Golden Gate – Waukesha

September 16, 2007

Short Take: A vastly over-rated (literally) Chinese restaurant with mediocre food.

Long Take: A couple of weeks ago, Higgins and Willamina were looking for a new, good restaurant to try. Higgins, feeling rather clever, decided to search for a good restaurant via the internet. A search for top rated restaurants in the Milwaukee/Waukesha area turned up several articles about the Golden Gate restaurant. According to these artlcles, the Golden Gate has been voted 1 of the top 100 Chinese restaurants in the United States — TWICE! Wow. One of the 100 best Chinese restaurants in the small town of Waukesha, WI? That sounds too good to be true.

It is.

Higgins and Willamina decided to try out this local gem. They drove right past the restaurant the first time. It was hard to recognize in the old strip mall set back from the road. When they did find it, they were torn. The outside did not inspire confidence. On the other hand, the parking lot was full. Usually a good sign. As they walked in they were greeted by a very large Buddha and a poster advertising the restaurant’s most recent “Top 100” award. Inside the second door, they were greeted by more of the same– the stereotypical red cloth and hanging lanterns of every Chinese restaurant AND more posters from the “Top 100” contest. At the check-out counter, as they waited for someone to put their name on a list, they found another jade Buddha and a stack of “Vote for Us” cards.

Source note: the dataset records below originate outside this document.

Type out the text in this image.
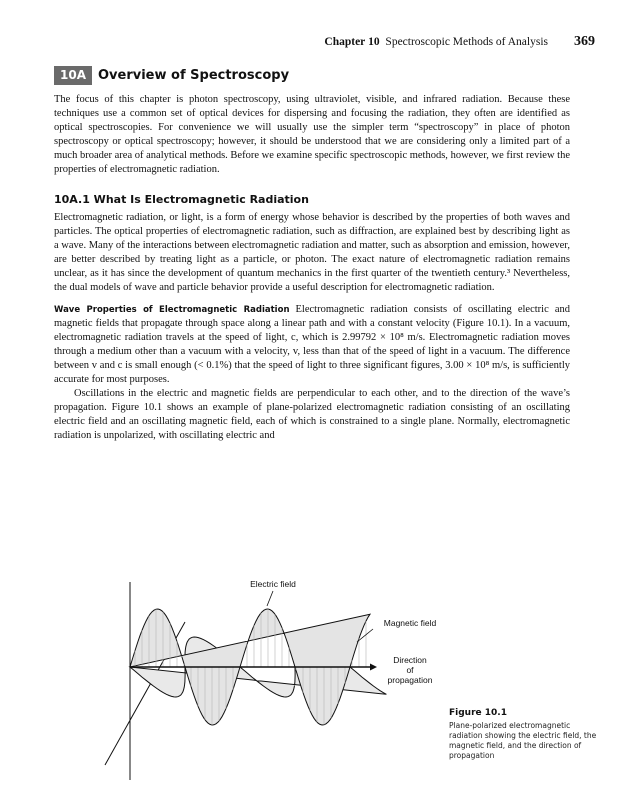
Chapter 10 Spectroscopic Methods of Analysis 369
10A Overview of Spectroscopy

The focus of this chapter is photon spectroscopy, using ultraviolet, visible, and infrared radiation. Because these techniques use a common set of optical devices for dispersing and focusing the radiation, they often are identified as optical spectroscopies. For convenience we will usually use the simpler term “spectroscopy” in place of photon spectroscopy or optical spectroscopy; however, it should be understood that we are considering only a limited part of a much broader area of analytical methods. Before we examine specific spectroscopic methods, however, we first review the properties of electromagnetic radiation.

10A.1 What Is Electromagnetic Radiation

Electromagnetic radiation, or light, is a form of energy whose behavior is described by the properties of both waves and particles. The optical properties of electromagnetic radiation, such as diffraction, are explained best by describing light as a wave. Many of the interactions between electromagnetic radiation and matter, such as absorption and emission, however, are better described by treating light as a particle, or photon. The exact nature of electromagnetic radiation remains unclear, as it has since the development of quantum mechanics in the first quarter of the twentieth century.³ Nevertheless, the dual models of wave and particle behavior provide a useful description for electromagnetic radiation.

Wave Properties of Electromagnetic Radiation Electromagnetic radiation consists of oscillating electric and magnetic fields that propagate through space along a linear path and with a constant velocity (Figure 10.1). In a vacuum, electromagnetic radiation travels at the speed of light, c, which is 2.99792 × 10⁸ m/s. Electromagnetic radiation moves through a medium other than a vacuum with a velocity, v, less than that of the speed of light in a vacuum. The difference between v and c is small enough (< 0.1%) that the speed of light to three significant figures, 3.00 × 10⁸ m/s, is sufficiently accurate for most purposes.

Oscillations in the electric and magnetic fields are perpendicular to each other, and to the direction of the wave’s propagation. Figure 10.1 shows an example of plane-polarized electromagnetic radiation consisting of an oscillating electric field and an oscillating magnetic field, each of which is constrained to a single plane. Normally, electromagnetic radiation is unpolarized, with oscillating electric and

Electric field
Magnetic field
Direction
of
propagation
Figure 10.1
Plane-polarized electromagnetic radiation showing the electric field, the magnetic field, and the direction of propagation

The wait for a table was only fifteen minutes. Higgins and Willamina chose to wait by the door rather than in the bar. The Golden Gate has a full bar–much like you would find in a typical Wisconsin supper club. Long bar. Lots of stools. Many older people smoking at the bar. Televisions over the bar playing racing and/or football. And a few red hanging lanterns. (Buddha, apparently, stays on the restaurant side of the Golden Gate.) The bar was very full, very loud, and very, very smoky.

Higgins and Willamina were eventually shown to their table. A quick glance around showed a full dining room– the patrons almost exclusively caucasion and predominently over the age of 60. Niether Higgins nor Willamina are racist nor ageist, but when an Asian restaurant’s clientelle has the same look and demographic as the Denny’s down the street, they do begin to wonder.

The meal was a horrible disappointment. Even the water was an unpleasant experience. (It tasted very much like fish.)

In the many reviews and newspaper articles, people raved about the Golden Gate’s “Crab Delight Ragoon.” Willamina decided to try an order. Higgins, ever fond of samplers, ordered the Appetizer Plate (Egg Roll, Beef Kabob, Crab Ragoon, Shrimp Toast, Cantonese Fried Chicken, Fried Shrimp, and Shrimp Chips.) For entrees, Willamina chose the Kung Pao Chicken; Higgins, the Sesame Chicken. Willamina, being of delicate constitution, asked the waiter how spicy the Kung Pao would be. The waiter assured her it could be made extremely mild.

Crab Ragoon – The plate of six fried stuffed won-ton skins arrived. They were very large and exceptionally greasy. They were overcooked. The inside seemed to have only the barest hint of crab. We’ve had worse Ragoon, but we really can’t remember when.

Appetizer Plate – The only things of interest on this plate were the Shrimp Chips. Apparently, they can now take shrimp paste, feed it through some sort of extruder, and create styrofoam peanuts that taste like rancid shrimp. Interesting. Tasty? No. The Beef Kabab wasn’t greasy. That is the only good thing I can say about it.

The entrees arrived none-to-soon. Higgins and Willamina were somewhat surprised. Usually, portions at Chinese restaurants are, if anything, excessive. One need not worry about portion management at the Golden Gate– it is all taken care of by the kitchen. The medium-size oblong plates were each only half full. In this case, this turned out to be more of a blessing than we realzed.

Kung Pao Chicken – The Kung Pao Chicken had an over-abundance of celery. It also had an over-abundance of spicy hot. Neither Willamina nor Higgins could eat it. Oddly, the parts of the dish lacking in tongue-burning seasoning were also lacking in all other seasoning and taste.

Sesame Chicken – The menu described the Sesame Chicken as having a honey-based glaze. This was quite true. The six or seven chicken pieces (small pieces) were coated with, bathing in, a sickeningly sweet honey sauce. Higgins is famous for having a sweet tooth and he found the sauce to be cloyingly repulsive.

The waiter never did check in with us to see how our dishes were. When we were obviously not eating anything else on our plates, he did swing by and drop off the bill and the stereotypical packaged fortune cookies and two almond cookies.

The almond cookies crumbled when we touched them and the crumbs tasted like the water, only fishier. The fortune cookies? Higgins’ fortune read “Would you like to work in a Fortune Cookie Factory?” A fitting end to the meal, really.

How does such a place get the honor of being one of the top 100 Chinese restaurants in the country? The old fashioned way– they buy it. At the register, while paying the bill, Higgins looked at the voting cards they were handing out. If you vote for the Golden Gate, you are entered into a contest to win free food. The Top 100 “contest” is sponsored by the Chinese Restaurant News. It is purely a marketing campaign with no form of quality control or quality judging.

Apparently, democracy isn’t the best way of doing everything– at least not when combined with capitalism.

Higgins and Willamina will not be returning to the Golden Gate.